Jepsen: NATS 2.12.1

Recently, Kyle Kingsbury published a Jepsen report on NATS 2.12.1. Synadia welcomes the efforts of those who work to help make NATS a better product. To that end, we would like to thank Kyle for volunteering his time.

We have been engaged with Kyle via GitHub Issues recently on findings where injecting certain faults can result in data loss or cluster split-brain scenarios.

The first identified issue, where a stream could be unexpectedly deleted after process kills in 2.10.20 to 2.10.22 had already been identified and fixed in 2.10.23 earlier this year in a series of patches to improve the correctness and reliability of our clustering logic. Many more such fixes were included in 2.11 and 2.12.

Further issues around how the filestore handles corrupted blocks or metadata, such as those introduced by bitflips or truncation, are still being worked on. While JetStream was designed from day one with message checksums which are verified on each load, we are aware that there are certain cases where a node may not automatically recover corrupted information from other peers in the cluster, particularly where the missing data is lost from the beginning or middle of a stream rather than the end.

We also engaged around the handling of cluster membership changes, although this was not a focus area of the final report. We have recognized and implemented a number of fixes in 2.12.3 to reduce the ways in which peer removal operations can go wrong. We have also contributed back some fixes to the Jepsen testing library for NATS to improve the safety of membership changes, yielding better results, as well as improving our documentation.

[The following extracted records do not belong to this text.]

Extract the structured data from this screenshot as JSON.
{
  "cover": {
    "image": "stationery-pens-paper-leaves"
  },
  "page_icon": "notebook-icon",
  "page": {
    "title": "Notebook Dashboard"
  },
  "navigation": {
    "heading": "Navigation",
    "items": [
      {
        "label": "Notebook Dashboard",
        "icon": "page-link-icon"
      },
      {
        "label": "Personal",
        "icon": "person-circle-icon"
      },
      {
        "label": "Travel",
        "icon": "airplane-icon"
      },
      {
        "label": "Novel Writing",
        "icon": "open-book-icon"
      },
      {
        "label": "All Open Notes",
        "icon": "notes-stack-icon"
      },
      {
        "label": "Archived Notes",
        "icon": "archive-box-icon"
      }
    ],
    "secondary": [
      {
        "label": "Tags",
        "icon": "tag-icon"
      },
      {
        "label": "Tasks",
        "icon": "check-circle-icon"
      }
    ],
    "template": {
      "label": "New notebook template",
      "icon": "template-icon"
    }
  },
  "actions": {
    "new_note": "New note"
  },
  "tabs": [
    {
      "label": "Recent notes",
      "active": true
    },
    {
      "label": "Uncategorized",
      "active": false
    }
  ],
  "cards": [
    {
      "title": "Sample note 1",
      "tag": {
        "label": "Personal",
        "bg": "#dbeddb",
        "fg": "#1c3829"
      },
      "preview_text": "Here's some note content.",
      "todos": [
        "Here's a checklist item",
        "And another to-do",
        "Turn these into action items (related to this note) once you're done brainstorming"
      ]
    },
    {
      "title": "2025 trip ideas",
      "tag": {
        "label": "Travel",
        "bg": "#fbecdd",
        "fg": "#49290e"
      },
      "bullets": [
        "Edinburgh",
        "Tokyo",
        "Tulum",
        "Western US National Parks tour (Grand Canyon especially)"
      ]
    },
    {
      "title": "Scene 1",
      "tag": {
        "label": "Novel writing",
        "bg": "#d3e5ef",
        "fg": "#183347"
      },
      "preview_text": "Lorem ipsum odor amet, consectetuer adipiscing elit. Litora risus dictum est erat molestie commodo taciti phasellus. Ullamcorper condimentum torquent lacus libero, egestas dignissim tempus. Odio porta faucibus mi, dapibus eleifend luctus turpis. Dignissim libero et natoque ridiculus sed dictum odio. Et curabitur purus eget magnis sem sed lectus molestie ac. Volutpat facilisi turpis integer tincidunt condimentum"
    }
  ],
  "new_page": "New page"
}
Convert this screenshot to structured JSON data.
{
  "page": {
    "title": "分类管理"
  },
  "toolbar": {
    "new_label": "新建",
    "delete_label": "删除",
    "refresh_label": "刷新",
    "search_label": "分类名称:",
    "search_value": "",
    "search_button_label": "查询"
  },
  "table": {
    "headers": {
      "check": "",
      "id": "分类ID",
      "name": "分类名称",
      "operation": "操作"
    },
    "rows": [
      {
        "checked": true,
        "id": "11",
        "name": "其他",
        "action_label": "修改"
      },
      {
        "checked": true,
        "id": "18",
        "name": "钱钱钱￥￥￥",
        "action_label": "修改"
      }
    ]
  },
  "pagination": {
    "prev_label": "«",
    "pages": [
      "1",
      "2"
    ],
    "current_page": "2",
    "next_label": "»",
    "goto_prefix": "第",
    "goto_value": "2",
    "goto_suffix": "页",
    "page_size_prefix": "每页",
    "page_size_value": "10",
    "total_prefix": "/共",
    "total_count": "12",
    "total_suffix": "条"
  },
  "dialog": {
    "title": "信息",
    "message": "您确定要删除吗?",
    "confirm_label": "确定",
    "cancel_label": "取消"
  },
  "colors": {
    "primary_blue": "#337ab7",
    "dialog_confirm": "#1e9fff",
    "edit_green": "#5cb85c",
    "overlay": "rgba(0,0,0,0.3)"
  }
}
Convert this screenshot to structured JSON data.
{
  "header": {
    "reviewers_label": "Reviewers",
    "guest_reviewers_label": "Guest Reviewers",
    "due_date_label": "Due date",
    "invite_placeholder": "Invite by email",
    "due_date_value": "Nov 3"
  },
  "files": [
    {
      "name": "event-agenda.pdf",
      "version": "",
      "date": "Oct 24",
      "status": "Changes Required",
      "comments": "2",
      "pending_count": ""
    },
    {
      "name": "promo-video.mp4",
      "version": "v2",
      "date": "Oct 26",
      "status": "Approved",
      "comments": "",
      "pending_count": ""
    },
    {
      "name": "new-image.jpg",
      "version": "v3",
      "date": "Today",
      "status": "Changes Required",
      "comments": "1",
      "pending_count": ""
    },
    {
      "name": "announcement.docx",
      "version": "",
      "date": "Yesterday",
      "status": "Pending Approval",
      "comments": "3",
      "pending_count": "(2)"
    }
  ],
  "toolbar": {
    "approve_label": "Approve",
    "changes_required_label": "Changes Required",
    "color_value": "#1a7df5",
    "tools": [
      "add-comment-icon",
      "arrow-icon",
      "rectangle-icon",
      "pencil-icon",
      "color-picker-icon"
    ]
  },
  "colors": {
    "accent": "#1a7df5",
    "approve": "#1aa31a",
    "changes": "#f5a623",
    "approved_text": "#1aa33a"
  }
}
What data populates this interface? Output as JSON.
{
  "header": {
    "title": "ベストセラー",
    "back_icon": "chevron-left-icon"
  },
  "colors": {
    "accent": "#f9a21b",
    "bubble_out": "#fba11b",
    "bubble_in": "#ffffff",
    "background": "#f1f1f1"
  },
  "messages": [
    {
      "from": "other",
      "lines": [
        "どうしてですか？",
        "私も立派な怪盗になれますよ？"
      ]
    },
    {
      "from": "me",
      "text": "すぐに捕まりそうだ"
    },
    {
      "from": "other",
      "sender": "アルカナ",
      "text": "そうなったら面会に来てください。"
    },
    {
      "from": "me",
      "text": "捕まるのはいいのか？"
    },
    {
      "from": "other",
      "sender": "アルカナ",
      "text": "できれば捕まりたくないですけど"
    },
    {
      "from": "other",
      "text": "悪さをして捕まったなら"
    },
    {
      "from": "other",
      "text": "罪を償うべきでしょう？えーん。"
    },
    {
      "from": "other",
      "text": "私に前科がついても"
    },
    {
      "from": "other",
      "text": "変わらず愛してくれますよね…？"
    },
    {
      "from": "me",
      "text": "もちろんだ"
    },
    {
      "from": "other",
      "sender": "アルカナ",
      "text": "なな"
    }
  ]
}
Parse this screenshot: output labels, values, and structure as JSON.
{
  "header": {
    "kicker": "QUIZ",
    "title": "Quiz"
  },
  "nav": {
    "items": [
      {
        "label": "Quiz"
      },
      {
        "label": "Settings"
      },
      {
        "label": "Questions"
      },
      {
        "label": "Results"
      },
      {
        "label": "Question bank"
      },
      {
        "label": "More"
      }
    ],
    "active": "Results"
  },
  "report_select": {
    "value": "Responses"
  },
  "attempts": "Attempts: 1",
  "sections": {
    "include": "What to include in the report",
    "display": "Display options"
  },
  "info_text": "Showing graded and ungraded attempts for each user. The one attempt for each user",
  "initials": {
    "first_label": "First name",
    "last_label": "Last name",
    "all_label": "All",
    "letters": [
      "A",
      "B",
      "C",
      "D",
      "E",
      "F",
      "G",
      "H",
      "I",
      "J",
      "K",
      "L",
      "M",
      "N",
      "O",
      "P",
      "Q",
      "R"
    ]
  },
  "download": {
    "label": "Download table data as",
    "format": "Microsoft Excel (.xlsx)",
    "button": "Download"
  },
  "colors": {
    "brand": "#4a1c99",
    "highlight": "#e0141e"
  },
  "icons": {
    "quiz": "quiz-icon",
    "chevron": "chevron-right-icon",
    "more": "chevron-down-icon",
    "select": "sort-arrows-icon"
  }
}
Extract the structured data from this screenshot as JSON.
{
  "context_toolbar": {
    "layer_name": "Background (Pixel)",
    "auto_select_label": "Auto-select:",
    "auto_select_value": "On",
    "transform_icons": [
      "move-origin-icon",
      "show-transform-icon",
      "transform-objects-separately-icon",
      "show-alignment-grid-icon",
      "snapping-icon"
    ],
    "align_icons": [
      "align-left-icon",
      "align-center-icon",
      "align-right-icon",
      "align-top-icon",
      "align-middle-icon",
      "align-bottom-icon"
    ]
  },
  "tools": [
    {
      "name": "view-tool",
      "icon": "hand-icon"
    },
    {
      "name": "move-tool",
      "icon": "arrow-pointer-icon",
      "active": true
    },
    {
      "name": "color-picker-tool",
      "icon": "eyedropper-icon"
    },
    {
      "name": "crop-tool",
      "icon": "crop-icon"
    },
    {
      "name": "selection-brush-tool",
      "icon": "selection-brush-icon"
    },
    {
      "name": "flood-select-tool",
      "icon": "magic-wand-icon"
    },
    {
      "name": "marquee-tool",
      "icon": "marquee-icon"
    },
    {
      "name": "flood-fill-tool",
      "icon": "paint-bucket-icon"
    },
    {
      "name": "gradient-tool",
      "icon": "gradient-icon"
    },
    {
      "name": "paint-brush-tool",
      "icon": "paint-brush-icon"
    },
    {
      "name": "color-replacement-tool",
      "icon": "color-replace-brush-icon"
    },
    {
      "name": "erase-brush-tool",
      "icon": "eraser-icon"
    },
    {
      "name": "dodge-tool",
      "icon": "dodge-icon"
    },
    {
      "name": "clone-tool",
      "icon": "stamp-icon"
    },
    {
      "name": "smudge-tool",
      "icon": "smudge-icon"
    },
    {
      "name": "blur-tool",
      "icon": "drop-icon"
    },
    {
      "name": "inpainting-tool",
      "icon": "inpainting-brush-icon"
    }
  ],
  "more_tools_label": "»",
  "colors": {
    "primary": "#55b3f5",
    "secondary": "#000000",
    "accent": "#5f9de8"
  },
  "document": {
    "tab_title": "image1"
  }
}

One area of particular discussion is around fsyncing of data. Owing to the fact that one size often does not fit all, NATS has a configuration option called sync_interval which allows the operator to configure how often JetStream writes are fsynced to the disk, providing a choice between performance and durability guarantees. This matters particularly when guarding against total power loss scenarios where writes to the kernel page cache that have not yet been synced to the disk could be lost. This is generally treated as the maximum potential data loss window. The kernel may flush writes to disk sooner, but there are important caveats, particularly when writes are merged or reordered before they reach stable storage.

There are a number of considerations involved when selecting a sync_interval. By default the server will sync data every two minutes for any outstanding writes. A system that deals mostly with replicated, ephemeral or lossy data can benefit from the improved performance that comes with a higher sync interval, whereas one that requires strict durability may require that this value be as low as practically reasonable.

Clustered deployments across multiple availability zones are ideal in that they are less likely to experience simultaneous power or storage failures and therefore can provide continued availability during the loss of a minority of nodes and can often be reconciled over the network afterwards.

Non-clustered deployments do not have this luxury built-in, although it is possible to replicate data by sourcing or mirroring over leafnode connections to another location. We’ve since updated the documentation with clarifications around the sync_interval and its interactions during multiple coordinated failures or degraded environmental health under “Syncing data to disk”. We are improving our documentation to provide users with the information they need to make the right decision for their environment and business needs.

In addition to being able to configure sync_interval to time-based intervals, it is also possible to configure it to always, forcing JetStream to call fsync after every write. This is a common recommendation for deployments where loss must be absolutely minimized or where the underlying platform is itself unable to guarantee uptime, as with many embedded single-server deployments of NATS. This higher level of durability comes at the expense of performance.

We have previously discussed the work that has gone into improving reliability of NATS in versions 2.11 and 2.12. Increased focus in testing, along with our partnership with Antithesis, has yielded significant improvements thus far. We are therefore happy to read that, barring disk corruption or OS failures, data loss was not observed otherwise:

We did not observe data loss with simple network partitions, process pauses, or crashes in version 2.12.1.

Looking forward, we have projects lined up to improve the reliability and consistency of JetStream’s replication further in the face of disk corruption or OS failures.

Today, when a stream’s backing storage is corrupted, the server detects this and truncates the remaining data in that specific block to continue service availability. We will develop new ways for the server to detect lost data and recover it from other cluster peers where possible, reducing the need for manual intervention or recovery. Recovering from OS failures could be handled in a similar way, ensuring a single or multiple OS failures is always guaranteed to preserve consistency.

A number of improvements from these findings have already been made available with the release of NATS 2.12.3.